The company’s share price has declined sharply in recent months, falling more than Bitcoin itself, which JPMorgan attributes to MicroStrategy’s leveraged exposure to the cryptocurrency and normalization of its previously high valuation premium to Bitcoin holdings. InvestingPro data reveals the stock has plummeted 55.27% over the past six months and 60.64% over the past year, with a high beta of 3.37 indicating significant volatility.
JPMorgan strategist Nikolaos Panigirtzoglou noted that approximately $9 billion of MicroStrategy’s current $59 billion market capitalization is likely held in passive investments through ETFs and mutual funds tied to major benchmarks, including the Nasdaq 100, MSCI USA, and MSCI World indices. Despite recent price declines, the company remains profitable with a P/E ratio of 6.46 and diluted EPS of $27.34 for the last twelve months.
If excluded from MSCI indices, the company could face outflows of approximately $2.8 billion, with potential outflows reaching $8.8 billion if other index providers follow MSCI’s lead, according to JPMorgan’s estimates. This situation comes as analysts maintain a bullish outlook, with a consensus recommendation of 1.5 (between Strong Buy and Buy) and price targets ranging from $200 to $705, according to InvestingPro data.
The bank warns that exclusion from major indices would likely be viewed negatively by market participants, potentially raising concerns about MicroStrategy’s future ability to raise equity and debt, while also potentially reducing trading volumes and liquidity.
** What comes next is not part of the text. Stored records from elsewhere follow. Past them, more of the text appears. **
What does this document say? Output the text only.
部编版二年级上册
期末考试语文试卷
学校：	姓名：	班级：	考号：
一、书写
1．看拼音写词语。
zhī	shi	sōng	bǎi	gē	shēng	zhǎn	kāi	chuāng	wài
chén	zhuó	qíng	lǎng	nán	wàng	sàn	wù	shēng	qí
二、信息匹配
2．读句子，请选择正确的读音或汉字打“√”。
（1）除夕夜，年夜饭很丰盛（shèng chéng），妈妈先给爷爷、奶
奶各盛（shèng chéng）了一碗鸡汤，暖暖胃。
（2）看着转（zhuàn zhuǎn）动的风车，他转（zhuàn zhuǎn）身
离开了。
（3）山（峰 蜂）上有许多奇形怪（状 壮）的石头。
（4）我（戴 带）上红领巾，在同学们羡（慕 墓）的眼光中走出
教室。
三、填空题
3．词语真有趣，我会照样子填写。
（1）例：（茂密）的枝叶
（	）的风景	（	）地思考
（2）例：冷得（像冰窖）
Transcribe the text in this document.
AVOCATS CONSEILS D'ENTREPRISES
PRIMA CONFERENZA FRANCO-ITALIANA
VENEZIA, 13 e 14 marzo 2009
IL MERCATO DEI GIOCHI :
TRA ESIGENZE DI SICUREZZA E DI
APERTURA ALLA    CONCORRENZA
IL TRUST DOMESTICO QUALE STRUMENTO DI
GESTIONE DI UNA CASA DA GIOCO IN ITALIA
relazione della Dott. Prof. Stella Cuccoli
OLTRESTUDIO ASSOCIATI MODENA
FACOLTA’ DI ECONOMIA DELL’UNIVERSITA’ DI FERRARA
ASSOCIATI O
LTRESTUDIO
The company’s current ratio of 0.66 indicates short-term obligations exceed liquid assets, though InvestingPro analysis suggests the stock is currently undervalued, with 13 additional ProTips available in the comprehensive Pro Research Report.
In other recent news, Strategy Inc. announced the pricing of its initial public offering of 7,750,000 shares of 10.00% Series A Perpetual Stream Preferred Stock at €80.00 per share, expecting to raise approximately €620 million in gross proceeds. The company also provided an update on its recent at-the-market offerings, reporting the sale of 39,957 shares of its 10.00% Series A Perpetual Strife Preferred Stock, generating net proceeds of $4.4 million. Additionally, Strategy sold 1,313,641 shares of Variable Rate Series A Perpetual Stretch Preferred Stock, with net proceeds of $131.2 million. In a significant development, Monness, Crespi, Hardt upgraded Strategy’s stock rating from Sell to Neutral due to a reduced premium to its Bitcoin holdings. Meanwhile, JPMorgan Chase analysts issued a warning that Strategy might be excluded from major indices like MSCI USA and Nasdaq 100, which could lead to significant outflows from passive funds. Despite the downturn in the cryptocurrency market, Bernstein analysts suggest that the recent Bitcoin pullback is a short-term consolidation rather than a cycle peak. These developments come as Strategy continues to navigate the challenges and opportunities in the evolving market landscape.